Anonymous wrote:
Anonymous wrote:If your concern is to replenish the tax base, then it seems that welcoming masses of minimum-wage people who are likely to require substantial - and costly - public benefits. A much better solution would be to increase the number of educated, well-paid immigrants whose incomes, spending and attendant tax contributions will inject much more fuel into the economy.
The research indicates that while first-gen immigrants use more benefits, that is mainly attributable to their native born children, who later go on to contribute at higher levels.
Once again, the issue here is that we don't have enough low-skill workers based on our demographics.
Let me post this again:
"As controversy continued to rage on Thursday about the Trump Administration’s policy of separating migrant families at the southern border, the Census Bureau published new data that show why the United States will need more immigrants, not fewer, in the coming decades...
From a public-finance perspective, there are several possible ways to tackle the looming challenge. One is to reduce the level of retirement benefits significantly—but that would be very unpopular and difficult to achieve politically. A second option is to increase the proportion of people who are working, among both working-age people and senior citizens. That, too, would be a mighty challenge, because the trend is going in the opposite direction. Since the start of 2000, the employment-to-population ratio among adults sixteen or older has fallen, from 64.6 per cent to 60.4 per cent, according to the Bureau of Labor Statistics. To be sure, the Great Recession and its aftermath were partly responsible for this decline. But so was the aging population: employment rates tend to decline in older-age cohorts.

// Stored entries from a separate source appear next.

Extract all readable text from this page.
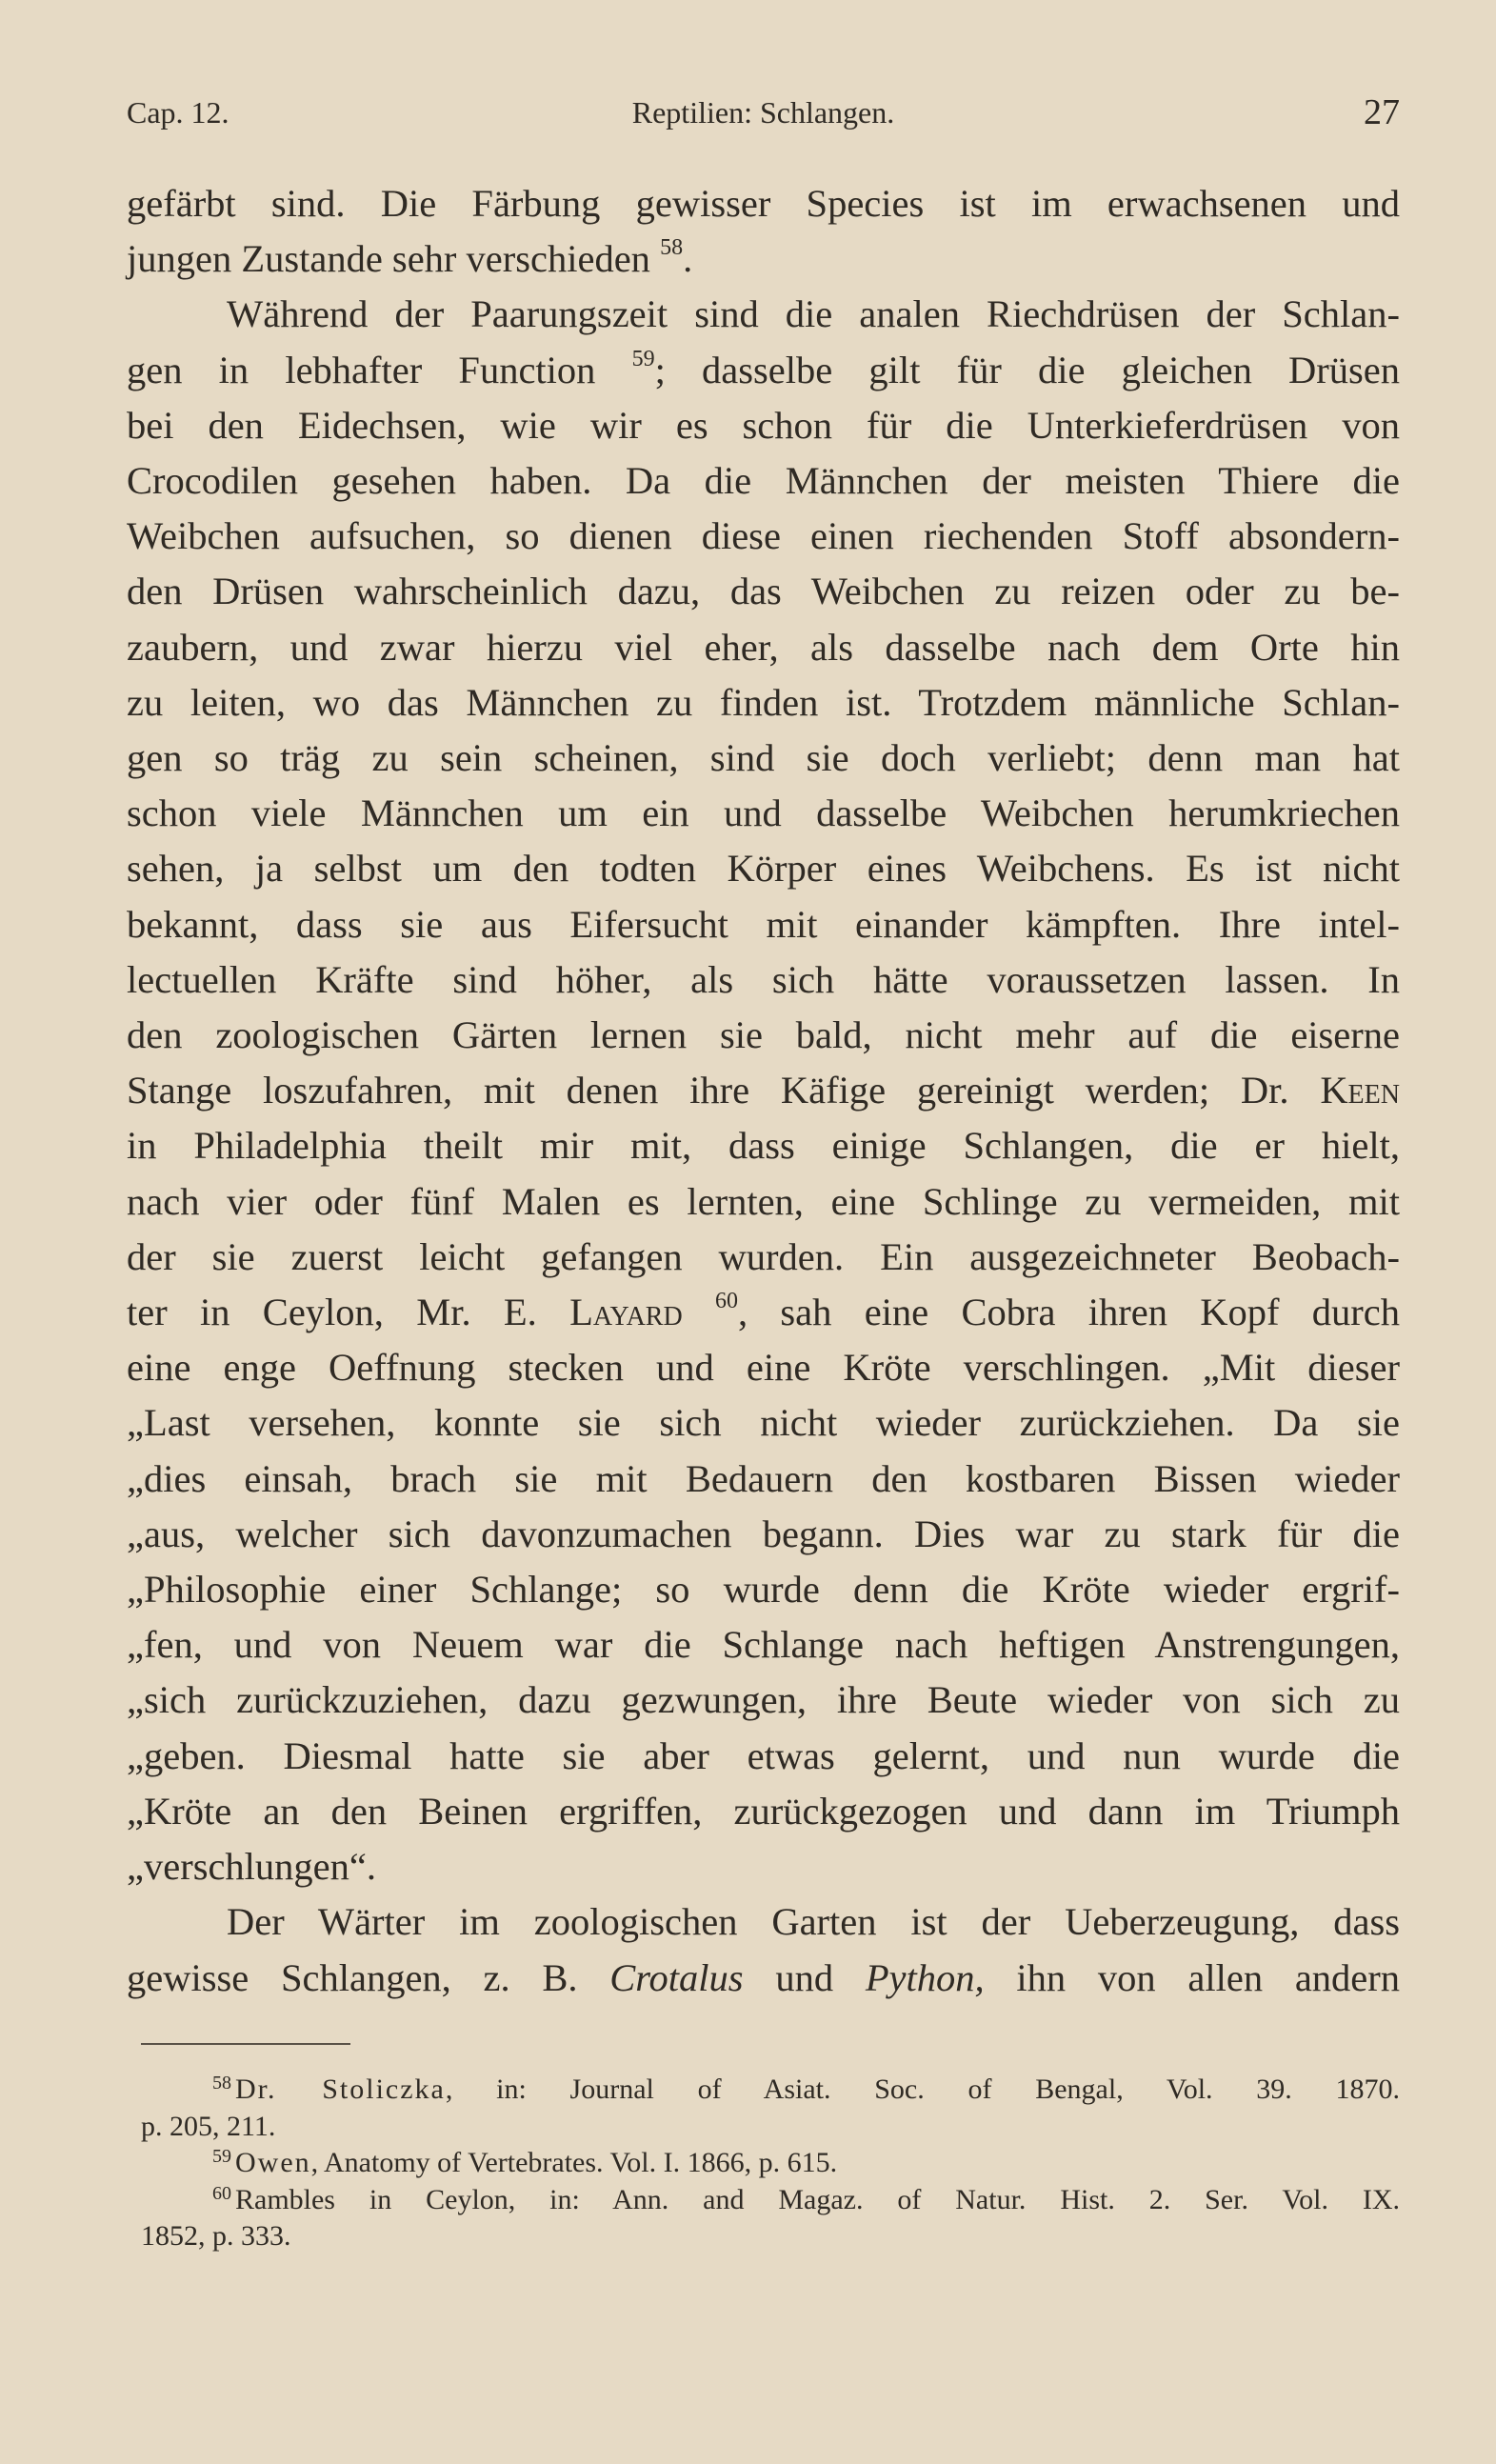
Cap. 12.	Reptilien: Schlangen.	27
gefärbt sind. Die Färbung gewisser Species ist im erwachsenen und
jungen Zustande sehr verschieden $^{58}$.
Während der Paarungszeit sind die analen Riechdrüsen der Schlan-
gen in lebhafter Function $^{59}$; dasselbe gilt für die gleichen Drüsen
bei den Eidechsen, wie wir es schon für die Unterkieferdrüsen von
Crocodilen gesehen haben. Da die Männchen der meisten Thiere die
Weibchen aufsuchen, so dienen diese einen riechenden Stoff absondern-
den Drüsen wahrscheinlich dazu, das Weibchen zu reizen oder zu be-
zaubern, und zwar hierzu viel eher, als dasselbe nach dem Orte hin
zu leiten, wo das Männchen zu finden ist. Trotzdem männliche Schlan-
gen so träg zu sein scheinen, sind sie doch verliebt; denn man hat
schon viele Männchen um ein und dasselbe Weibchen herumkriechen
sehen, ja selbst um den todten Körper eines Weibchens. Es ist nicht
bekannt, dass sie aus Eifersucht mit einander kämpften. Ihre intel-
lectuellen Kräfte sind höher, als sich hätte voraussetzen lassen. In
den zoologischen Gärten lernen sie bald, nicht mehr auf die eiserne
Stange loszufahren, mit denen ihre Käfige gereinigt werden; Dr. Keen
in Philadelphia theilt mir mit, dass einige Schlangen, die er hielt,
nach vier oder fünf Malen es lernten, eine Schlinge zu vermeiden, mit
der sie zuerst leicht gefangen wurden. Ein ausgezeichneter Beobach-
ter in Ceylon, Mr. E. Layard $^{60}$, sah eine Cobra ihren Kopf durch
eine enge Oeffnung stecken und eine Kröte verschlingen. „Mit dieser
„Last versehen, konnte sie sich nicht wieder zurückziehen. Da sie
„dies einsah, brach sie mit Bedauern den kostbaren Bissen wieder
„aus, welcher sich davonzumachen begann. Dies war zu stark für die
„Philosophie einer Schlange; so wurde denn die Kröte wieder ergrif-
„fen, und von Neuem war die Schlange nach heftigen Anstrengungen,
„sich zurückzuziehen, dazu gezwungen, ihre Beute wieder von sich zu
„geben. Diesmal hatte sie aber etwas gelernt, und nun wurde die
„Kröte an den Beinen ergriffen, zurückgezogen und dann im Triumph
„verschlungen“.
Der Wärter im zoologischen Garten ist der Ueberzeugung, dass
gewisse Schlangen, z. B. Crotalus und Python, ihn von allen andern
$^{58}$ Dr. Stoliczka, in: Journal of Asiat. Soc. of Bengal, Vol. 39. 1870.
p. 205, 211.
$^{59}$ Owen, Anatomy of Vertebrates. Vol. I. 1866, p. 615.
$^{60}$ Rambles in Ceylon, in: Ann. and Magaz. of Natur. Hist. 2. Ser. Vol. IX.
1852, p. 333.
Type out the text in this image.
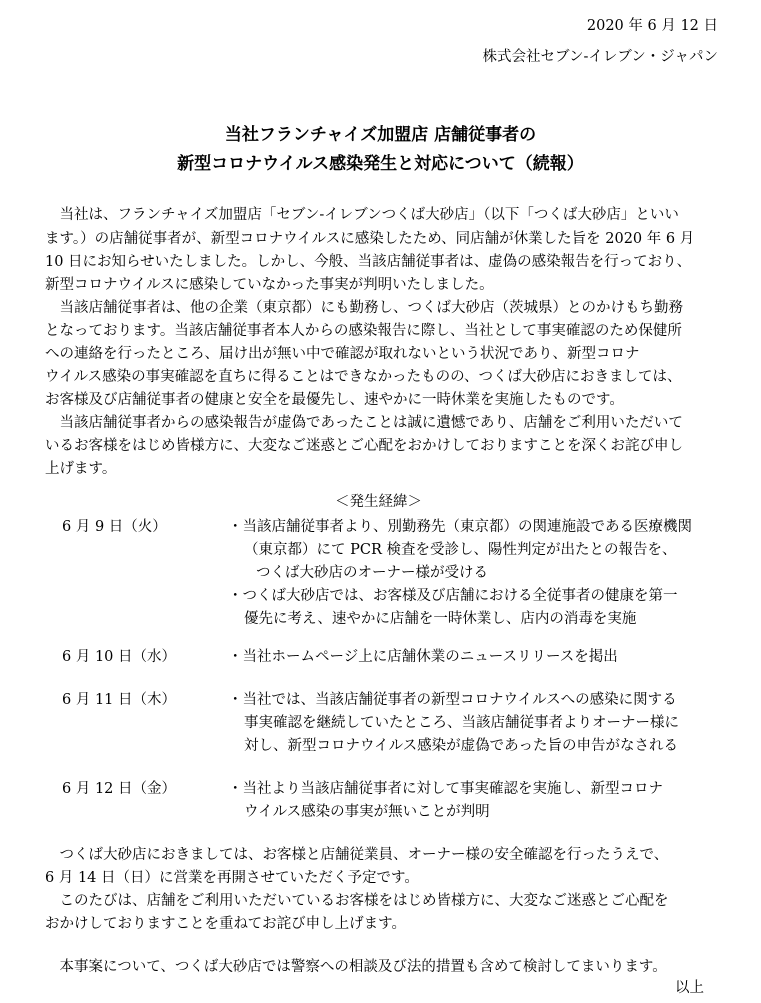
2020 年 6 月 12 日
株式会社セブン‐イレブン・ジャパン
当社フランチャイズ加盟店 店舗従事者の
新型コロナウイルス感染発生と対応について（続報）
　当社は、フランチャイズ加盟店「セブン‐イレブンつくば大砂店」（以下「つくば大砂店」といい
ます。）の店舗従事者が、新型コロナウイルスに感染したため、同店舗が休業した旨を 2020 年 6 月
10 日にお知らせいたしました。しかし、今般、当該店舗従事者は、虚偽の感染報告を行っており、
新型コロナウイルスに感染していなかった事実が判明いたしました。
　当該店舗従事者は、他の企業（東京都）にも勤務し、つくば大砂店（茨城県）とのかけもち勤務
となっております。当該店舗従事者本人からの感染報告に際し、当社として事実確認のため保健所
への連絡を行ったところ、届け出が無い中で確認が取れないという状況であり、新型コロナ
ウイルス感染の事実確認を直ちに得ることはできなかったものの、つくば大砂店におきましては、
お客様及び店舗従事者の健康と安全を最優先し、速やかに一時休業を実施したものです。
　当該店舗従事者からの感染報告が虚偽であったことは誠に遺憾であり、店舗をご利用いただいて
いるお客様をはじめ皆様方に、大変なご迷惑とご心配をおかけしておりますことを深くお詫び申し
上げます。
＜発生経緯＞
6 月 9 日（火）	・当該店舗従事者より、別勤務先（東京都）の関連施設である医療機関
（東京都）にて PCR 検査を受診し、陽性判定が出たとの報告を、
つくば大砂店のオーナー様が受ける
・つくば大砂店では、お客様及び店舗における全従事者の健康を第一
優先に考え、速やかに店舗を一時休業し、店内の消毒を実施
6 月 10 日（水）	・当社ホームページ上に店舗休業のニュースリリースを掲出
6 月 11 日（木）	・当社では、当該店舗従事者の新型コロナウイルスへの感染に関する
事実確認を継続していたところ、当該店舗従事者よりオーナー様に
対し、新型コロナウイルス感染が虚偽であった旨の申告がなされる
6 月 12 日（金）	・当社より当該店舗従事者に対して事実確認を実施し、新型コロナ
ウイルス感染の事実が無いことが判明
　つくば大砂店におきましては、お客様と店舗従業員、オーナー様の安全確認を行ったうえで、
6 月 14 日（日）に営業を再開させていただく予定です。
　このたびは、店舗をご利用いただいているお客様をはじめ皆様方に、大変なご迷惑とご心配を
おかけしておりますことを重ねてお詫び申し上げます。
　本事案について、つくば大砂店では警察への相談及び法的措置も含めて検討してまいります。
以上
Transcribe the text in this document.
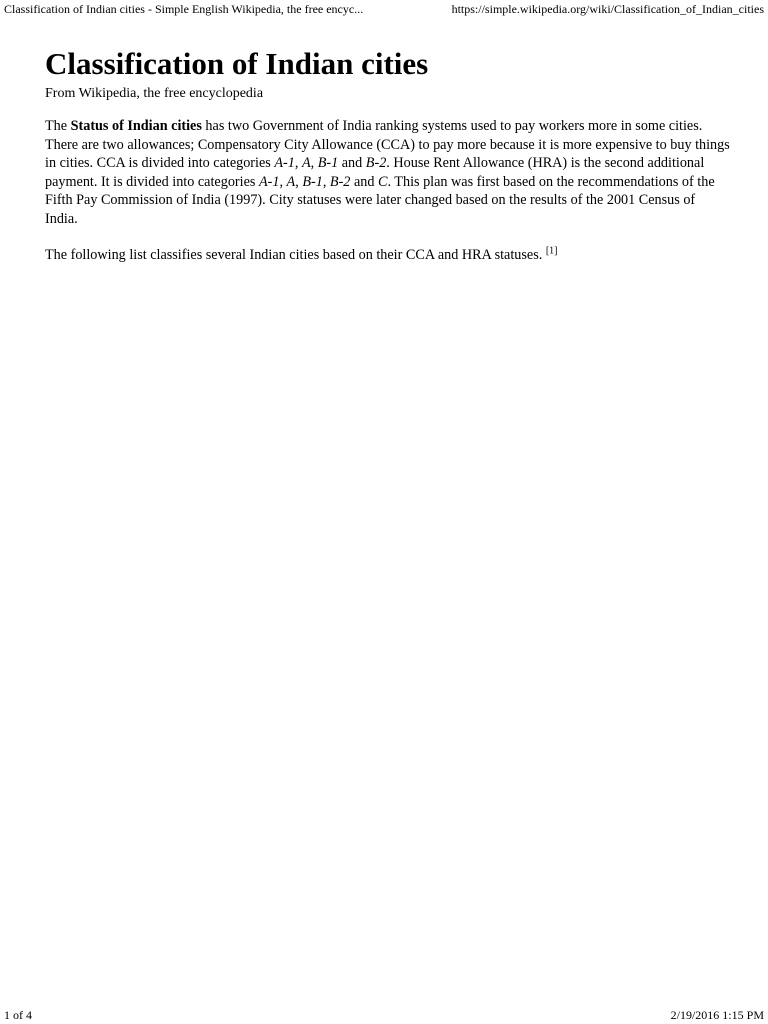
Classification of Indian cities - Simple English Wikipedia, the free encyc...	https://simple.wikipedia.org/wiki/Classification_of_Indian_cities
Classification of Indian cities
From Wikipedia, the free encyclopedia

The Status of Indian cities has two Government of India ranking systems used to pay workers more in some cities. There are two allowances; Compensatory City Allowance (CCA) to pay more because it is more expensive to buy things in cities. CCA is divided into categories A-1, A, B-1 and B-2. House Rent Allowance (HRA) is the second additional payment. It is divided into categories A-1, A, B-1, B-2 and C. This plan was first based on the recommendations of the Fifth Pay Commission of India (1997). City statuses were later changed based on the results of the 2001 Census of India.

The following list classifies several Indian cities based on their CCA and HRA statuses. [1]

1 of 4	2/19/2016 1:15 PM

The final option is to welcome more immigrants, particularly younger immigrants, so that, in the coming decades, they and their descendants will find work and contribute to the tax base. Almost all economists agree that immigration raises G.D.P. and stimulates business development by increasing the supply of workers and entrepreneurs. There is some disagreement about the net fiscal impact of first-generation migrants. The argument is that they tend to be less educated and therefore earn lower wages than the native population, and that they tend to contribute less in taxes. But this is disputed. There is no doubt about the contribution that immigrant families make over the longer term, however.
“Second-generation adults—the children of immigrants—had, on average, a more favorable net fiscal impact for all government levels combined than either first-generation immigrants or the rest of the native-born population,” a study of the period from 1994–2013 by the National Academies of Sciences, Engineering, and Medicine, published in 2016, pointed out. “Reflecting their slightly higher educational achievement, as well as their higher wages and salaries, the second generation contributed more in taxes on a per capita basis during working ages than did their parents or other native-born Americans.”
In the long run, welcoming immigrants is a good investment for the United States. The entire history of the country demonstrates this fact."
https://www.newyorker.com/news/our-columnists/why-the-united-states-needs-more-immigrants
"Let’s just say it plainly: The United States needs more low-skilled immigrants."